Rewarding Your Vendors

This is not a requirement but is something you should consider. If you have a vendor that is referring quite a few inquiries your way, and you are converting these inquiries into bookings, you should think about "rewarding" your vendor in some form or fashion. When I first started my vendor referral network, my rewards to vendors were simple and homemade: a gift basket with fresh cookies or muffins, and a small bag of specialty coffee. The whole gift basket probably cost me less than ten dollars, but the smiles of thanks and the extra effort the recipients put forth in sending me inquiries was worth every bit of that ten dollars and much more! Now days, I purchase gift certificates from nice local restaurants and give them to the vendors who have really went above and beyond in sending me business. The number of the gift certificates varies depending on the amount of business I have booked from a particular vendor and the number of employees working for that vendor. I usually present the gift certificates to the manager or owner of the shop and in front of all their employees.

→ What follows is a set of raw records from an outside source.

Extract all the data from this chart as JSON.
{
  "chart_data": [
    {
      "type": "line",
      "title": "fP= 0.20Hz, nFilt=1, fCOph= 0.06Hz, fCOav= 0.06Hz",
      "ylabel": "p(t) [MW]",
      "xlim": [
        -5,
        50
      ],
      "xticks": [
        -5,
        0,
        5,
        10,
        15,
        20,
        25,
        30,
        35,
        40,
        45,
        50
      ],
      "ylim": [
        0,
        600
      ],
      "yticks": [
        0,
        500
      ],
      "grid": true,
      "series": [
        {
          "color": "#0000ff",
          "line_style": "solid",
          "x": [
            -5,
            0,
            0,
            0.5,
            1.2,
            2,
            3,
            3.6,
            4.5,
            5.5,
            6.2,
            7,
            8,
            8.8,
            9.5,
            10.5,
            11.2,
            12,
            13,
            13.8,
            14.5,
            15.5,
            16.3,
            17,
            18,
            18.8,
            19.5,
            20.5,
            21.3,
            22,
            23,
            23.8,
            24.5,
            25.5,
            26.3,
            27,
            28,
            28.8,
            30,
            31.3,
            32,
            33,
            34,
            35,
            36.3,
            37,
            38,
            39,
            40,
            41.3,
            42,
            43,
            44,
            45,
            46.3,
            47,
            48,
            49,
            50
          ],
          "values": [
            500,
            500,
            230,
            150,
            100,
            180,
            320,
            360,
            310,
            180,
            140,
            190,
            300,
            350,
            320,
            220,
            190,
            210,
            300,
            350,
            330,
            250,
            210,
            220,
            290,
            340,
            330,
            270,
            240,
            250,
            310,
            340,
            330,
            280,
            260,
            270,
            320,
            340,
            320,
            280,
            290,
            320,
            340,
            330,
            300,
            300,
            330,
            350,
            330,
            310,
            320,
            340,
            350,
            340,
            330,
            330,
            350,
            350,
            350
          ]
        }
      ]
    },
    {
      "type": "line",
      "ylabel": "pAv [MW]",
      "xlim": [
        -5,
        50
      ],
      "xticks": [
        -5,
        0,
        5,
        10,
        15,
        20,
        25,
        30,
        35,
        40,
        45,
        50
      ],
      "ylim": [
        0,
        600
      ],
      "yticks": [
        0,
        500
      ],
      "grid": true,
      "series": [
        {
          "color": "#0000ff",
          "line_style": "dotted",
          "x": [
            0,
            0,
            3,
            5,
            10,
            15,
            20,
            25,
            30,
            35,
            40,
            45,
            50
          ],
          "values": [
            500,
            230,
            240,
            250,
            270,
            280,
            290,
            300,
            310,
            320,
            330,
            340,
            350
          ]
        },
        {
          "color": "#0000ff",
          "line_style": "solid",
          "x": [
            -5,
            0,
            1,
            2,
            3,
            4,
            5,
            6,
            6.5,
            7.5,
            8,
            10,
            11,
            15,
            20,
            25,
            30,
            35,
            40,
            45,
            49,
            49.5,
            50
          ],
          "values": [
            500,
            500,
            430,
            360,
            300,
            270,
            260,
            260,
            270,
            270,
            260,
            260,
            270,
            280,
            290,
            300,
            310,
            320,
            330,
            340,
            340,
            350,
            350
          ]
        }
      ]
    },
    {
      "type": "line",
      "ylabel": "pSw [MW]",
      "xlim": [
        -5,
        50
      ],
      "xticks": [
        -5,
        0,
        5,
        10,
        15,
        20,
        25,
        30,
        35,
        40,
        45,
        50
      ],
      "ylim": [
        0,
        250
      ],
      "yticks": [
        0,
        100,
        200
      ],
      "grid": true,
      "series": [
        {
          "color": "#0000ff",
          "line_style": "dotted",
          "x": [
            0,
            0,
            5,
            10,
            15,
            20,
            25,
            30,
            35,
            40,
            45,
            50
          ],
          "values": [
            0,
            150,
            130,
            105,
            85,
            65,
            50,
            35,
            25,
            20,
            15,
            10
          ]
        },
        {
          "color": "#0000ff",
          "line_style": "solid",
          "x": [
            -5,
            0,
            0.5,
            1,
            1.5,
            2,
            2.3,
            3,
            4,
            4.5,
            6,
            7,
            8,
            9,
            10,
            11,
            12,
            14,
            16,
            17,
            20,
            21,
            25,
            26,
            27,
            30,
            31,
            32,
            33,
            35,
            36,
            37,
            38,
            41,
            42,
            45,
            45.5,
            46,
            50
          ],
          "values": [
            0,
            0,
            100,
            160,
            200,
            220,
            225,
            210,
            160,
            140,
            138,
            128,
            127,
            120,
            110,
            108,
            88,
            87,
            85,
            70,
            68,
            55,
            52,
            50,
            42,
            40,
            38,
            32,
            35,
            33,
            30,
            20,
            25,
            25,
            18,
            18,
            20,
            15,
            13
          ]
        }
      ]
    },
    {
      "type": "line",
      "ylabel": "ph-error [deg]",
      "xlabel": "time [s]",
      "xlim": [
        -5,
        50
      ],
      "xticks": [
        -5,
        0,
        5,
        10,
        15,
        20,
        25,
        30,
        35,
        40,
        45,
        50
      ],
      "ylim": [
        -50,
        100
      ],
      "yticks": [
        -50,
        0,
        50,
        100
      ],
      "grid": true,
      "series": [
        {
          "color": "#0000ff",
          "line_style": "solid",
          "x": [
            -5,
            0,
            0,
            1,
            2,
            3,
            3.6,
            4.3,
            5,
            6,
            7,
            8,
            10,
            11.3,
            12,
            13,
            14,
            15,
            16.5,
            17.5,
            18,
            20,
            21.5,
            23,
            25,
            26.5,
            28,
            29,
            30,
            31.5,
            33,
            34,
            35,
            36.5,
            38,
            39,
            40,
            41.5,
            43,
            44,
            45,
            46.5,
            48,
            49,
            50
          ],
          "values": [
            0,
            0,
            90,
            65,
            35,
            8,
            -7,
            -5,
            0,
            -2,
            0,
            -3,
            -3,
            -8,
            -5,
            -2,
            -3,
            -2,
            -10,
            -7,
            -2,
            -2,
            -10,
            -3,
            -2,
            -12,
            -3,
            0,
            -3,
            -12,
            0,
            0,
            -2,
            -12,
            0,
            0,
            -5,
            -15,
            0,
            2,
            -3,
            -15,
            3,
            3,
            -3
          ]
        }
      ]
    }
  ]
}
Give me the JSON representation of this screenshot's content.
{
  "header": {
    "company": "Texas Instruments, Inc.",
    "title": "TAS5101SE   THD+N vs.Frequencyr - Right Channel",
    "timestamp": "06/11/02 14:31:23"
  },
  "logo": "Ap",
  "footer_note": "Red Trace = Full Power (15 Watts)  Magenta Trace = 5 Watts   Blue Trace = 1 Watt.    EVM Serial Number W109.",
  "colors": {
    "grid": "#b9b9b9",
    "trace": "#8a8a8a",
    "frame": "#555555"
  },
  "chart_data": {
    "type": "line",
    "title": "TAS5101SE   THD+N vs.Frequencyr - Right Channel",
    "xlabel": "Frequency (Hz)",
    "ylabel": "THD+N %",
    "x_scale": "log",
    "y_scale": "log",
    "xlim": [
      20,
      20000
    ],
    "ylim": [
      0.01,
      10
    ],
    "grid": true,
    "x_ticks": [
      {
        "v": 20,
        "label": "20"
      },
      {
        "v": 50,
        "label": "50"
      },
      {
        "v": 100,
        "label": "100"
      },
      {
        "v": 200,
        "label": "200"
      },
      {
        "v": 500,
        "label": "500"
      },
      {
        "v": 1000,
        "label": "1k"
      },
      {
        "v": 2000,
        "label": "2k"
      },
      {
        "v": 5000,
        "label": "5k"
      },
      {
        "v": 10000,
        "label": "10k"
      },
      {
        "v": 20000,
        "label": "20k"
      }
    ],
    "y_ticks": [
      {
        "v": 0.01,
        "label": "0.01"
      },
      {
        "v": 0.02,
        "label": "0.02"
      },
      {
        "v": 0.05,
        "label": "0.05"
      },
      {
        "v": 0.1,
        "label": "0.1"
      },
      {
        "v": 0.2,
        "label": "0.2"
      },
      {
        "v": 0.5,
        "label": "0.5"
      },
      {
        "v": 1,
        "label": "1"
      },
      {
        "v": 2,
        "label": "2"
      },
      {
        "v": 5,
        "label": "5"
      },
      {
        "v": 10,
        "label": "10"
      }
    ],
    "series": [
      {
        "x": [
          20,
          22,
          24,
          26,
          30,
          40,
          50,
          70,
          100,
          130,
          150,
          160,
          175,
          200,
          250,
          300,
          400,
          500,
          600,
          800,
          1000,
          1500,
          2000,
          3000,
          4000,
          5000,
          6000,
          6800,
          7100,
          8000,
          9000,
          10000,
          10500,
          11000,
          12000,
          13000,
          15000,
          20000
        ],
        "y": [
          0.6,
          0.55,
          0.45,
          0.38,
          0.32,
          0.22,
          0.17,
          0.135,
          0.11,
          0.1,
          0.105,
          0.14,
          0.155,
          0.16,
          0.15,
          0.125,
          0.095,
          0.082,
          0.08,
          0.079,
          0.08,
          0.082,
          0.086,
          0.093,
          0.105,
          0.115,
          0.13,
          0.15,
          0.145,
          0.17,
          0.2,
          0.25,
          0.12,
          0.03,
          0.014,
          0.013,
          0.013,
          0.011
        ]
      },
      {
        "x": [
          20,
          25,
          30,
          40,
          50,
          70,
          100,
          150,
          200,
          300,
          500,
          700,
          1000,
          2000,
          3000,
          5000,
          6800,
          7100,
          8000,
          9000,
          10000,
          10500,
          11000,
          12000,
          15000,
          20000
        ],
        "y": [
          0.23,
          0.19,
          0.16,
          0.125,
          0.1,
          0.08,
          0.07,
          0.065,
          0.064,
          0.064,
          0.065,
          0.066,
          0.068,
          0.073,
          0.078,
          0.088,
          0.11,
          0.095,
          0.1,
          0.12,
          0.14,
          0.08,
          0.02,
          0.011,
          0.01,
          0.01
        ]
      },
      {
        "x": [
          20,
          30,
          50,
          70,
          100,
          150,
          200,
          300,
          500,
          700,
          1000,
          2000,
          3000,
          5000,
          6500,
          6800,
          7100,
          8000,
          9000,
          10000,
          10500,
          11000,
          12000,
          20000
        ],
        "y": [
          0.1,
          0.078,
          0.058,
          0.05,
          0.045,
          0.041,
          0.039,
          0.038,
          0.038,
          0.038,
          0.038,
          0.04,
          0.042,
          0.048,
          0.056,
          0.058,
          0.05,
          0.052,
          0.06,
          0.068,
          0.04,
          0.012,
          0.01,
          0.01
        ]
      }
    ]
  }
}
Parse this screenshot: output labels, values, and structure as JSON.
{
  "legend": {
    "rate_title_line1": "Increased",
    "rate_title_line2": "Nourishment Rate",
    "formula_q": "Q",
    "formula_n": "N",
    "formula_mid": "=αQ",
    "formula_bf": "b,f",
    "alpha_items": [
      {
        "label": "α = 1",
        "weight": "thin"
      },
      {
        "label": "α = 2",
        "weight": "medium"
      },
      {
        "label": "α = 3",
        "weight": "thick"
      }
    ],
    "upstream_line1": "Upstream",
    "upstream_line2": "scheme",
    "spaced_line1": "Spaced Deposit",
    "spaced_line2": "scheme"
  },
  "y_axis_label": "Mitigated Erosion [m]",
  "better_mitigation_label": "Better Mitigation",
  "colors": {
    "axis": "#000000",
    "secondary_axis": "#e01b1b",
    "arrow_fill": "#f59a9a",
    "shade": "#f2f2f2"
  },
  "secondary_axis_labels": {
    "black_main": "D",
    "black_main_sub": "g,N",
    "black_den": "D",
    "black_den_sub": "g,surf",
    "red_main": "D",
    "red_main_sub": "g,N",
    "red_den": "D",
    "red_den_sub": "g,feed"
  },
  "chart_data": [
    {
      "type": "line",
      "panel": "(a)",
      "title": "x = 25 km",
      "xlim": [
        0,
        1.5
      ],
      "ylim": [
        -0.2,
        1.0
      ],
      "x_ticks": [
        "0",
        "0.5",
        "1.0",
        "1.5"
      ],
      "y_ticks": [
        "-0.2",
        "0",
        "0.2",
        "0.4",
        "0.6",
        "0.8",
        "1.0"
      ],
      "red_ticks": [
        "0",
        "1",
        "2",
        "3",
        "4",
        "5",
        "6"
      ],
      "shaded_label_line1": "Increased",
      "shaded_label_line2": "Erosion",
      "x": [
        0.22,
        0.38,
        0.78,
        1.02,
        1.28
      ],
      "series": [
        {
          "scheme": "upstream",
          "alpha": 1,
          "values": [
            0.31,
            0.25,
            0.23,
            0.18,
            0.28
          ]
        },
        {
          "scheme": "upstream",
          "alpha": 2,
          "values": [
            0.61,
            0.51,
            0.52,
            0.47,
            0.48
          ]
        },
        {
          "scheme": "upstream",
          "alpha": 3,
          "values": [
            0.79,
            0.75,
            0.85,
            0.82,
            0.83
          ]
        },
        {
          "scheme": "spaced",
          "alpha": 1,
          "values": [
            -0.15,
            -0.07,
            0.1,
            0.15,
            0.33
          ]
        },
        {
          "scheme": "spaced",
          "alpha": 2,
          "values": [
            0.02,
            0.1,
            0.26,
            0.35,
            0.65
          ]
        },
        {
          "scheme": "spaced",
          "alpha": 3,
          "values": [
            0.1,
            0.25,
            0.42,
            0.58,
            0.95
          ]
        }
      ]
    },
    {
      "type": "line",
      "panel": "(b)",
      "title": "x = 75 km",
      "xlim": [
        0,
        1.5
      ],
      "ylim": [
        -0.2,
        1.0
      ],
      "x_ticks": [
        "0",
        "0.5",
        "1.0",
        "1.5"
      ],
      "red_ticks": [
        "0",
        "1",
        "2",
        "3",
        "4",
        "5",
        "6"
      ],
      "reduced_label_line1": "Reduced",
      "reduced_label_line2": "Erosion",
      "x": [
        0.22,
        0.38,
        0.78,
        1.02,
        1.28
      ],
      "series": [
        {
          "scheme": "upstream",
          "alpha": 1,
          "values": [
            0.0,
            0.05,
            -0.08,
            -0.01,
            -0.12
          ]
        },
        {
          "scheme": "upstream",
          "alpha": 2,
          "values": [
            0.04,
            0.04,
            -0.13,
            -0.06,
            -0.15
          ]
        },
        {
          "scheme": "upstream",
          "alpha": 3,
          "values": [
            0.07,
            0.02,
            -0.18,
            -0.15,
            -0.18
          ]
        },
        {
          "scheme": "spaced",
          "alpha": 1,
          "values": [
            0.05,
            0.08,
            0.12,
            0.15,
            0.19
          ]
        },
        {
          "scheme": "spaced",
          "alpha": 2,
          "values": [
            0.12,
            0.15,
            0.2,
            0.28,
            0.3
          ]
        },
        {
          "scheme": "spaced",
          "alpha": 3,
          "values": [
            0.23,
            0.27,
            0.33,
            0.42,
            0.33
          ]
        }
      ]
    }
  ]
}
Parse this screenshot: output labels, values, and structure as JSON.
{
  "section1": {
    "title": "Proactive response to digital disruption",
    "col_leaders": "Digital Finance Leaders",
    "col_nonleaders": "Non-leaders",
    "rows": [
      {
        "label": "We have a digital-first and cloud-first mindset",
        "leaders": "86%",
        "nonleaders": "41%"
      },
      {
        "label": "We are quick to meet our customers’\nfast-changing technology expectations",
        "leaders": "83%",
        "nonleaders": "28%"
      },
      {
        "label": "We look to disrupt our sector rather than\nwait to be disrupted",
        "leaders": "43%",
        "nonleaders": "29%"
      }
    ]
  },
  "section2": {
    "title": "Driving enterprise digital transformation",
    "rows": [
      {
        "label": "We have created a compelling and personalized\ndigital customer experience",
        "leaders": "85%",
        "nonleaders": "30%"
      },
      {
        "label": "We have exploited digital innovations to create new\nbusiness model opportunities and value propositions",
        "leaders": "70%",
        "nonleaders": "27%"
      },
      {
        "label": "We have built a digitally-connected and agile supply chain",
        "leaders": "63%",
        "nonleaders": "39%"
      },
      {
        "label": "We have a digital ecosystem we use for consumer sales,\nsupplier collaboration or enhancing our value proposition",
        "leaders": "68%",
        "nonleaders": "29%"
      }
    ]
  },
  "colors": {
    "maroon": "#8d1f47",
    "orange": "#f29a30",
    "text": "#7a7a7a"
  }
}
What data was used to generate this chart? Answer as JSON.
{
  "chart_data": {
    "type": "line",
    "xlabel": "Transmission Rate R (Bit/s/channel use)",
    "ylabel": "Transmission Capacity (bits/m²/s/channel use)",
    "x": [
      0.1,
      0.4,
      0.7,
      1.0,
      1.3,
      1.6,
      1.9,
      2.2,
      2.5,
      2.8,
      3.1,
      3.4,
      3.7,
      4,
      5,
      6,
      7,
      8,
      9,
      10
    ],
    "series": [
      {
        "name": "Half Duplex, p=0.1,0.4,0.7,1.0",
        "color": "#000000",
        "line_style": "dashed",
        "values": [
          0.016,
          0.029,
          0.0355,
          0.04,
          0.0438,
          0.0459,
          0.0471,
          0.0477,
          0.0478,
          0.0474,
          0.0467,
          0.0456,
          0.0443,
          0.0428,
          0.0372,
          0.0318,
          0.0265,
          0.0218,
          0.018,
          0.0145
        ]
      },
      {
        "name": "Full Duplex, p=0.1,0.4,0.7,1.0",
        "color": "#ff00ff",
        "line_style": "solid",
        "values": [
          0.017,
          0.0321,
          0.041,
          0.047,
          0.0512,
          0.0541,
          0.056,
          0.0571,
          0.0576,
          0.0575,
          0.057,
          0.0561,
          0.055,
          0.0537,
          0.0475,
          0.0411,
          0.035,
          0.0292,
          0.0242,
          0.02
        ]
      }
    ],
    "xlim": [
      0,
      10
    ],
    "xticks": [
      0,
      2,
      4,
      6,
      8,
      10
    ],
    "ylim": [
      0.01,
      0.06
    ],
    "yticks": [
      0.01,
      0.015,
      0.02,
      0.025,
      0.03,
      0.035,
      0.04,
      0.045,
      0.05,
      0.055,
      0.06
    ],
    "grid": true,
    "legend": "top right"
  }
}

I tell them they can take the employees out to lunch, dinner or happy hour on me, or if there is a busy season or special sale coming up, tell them that they can use them as a prize for a sales contest among the employees. Remember that these people are referring business to you and you should refer business to them as often as you can. I maintain a "Preferred Vendor List" that I give to each and every client that books an event with me. All of my prime vendors are on this list.

Results Of Your Efforts

The vendor referral network is the fastest way to build a client base that I know of. It costs practically nothing in comparison with the amount of advertising you have to do to generate the same number of leads. The biggest difference is the quality of the leads your vendor network is going to provide. Word of mouth advertising is the best form of advertising anyone can hope to get, and a business recommending a call to you is a form of word of mouth advertising. You will still get your price shoppers, but you will be amazed at the number of bookings you will get even from the price shoppers simply because your name was passed on by another business in a related field. If you are not using some form of vendor referral network right now, implementing one can easily double your business. If you rely on some vendor referrals now, by getting out and really working your market area you should see a 25 - 35 percent increase in your business. My vendor network supplied me with 70 events this year, or 67 percent of the prime booking dates available! It's worked for me, and it can work for you!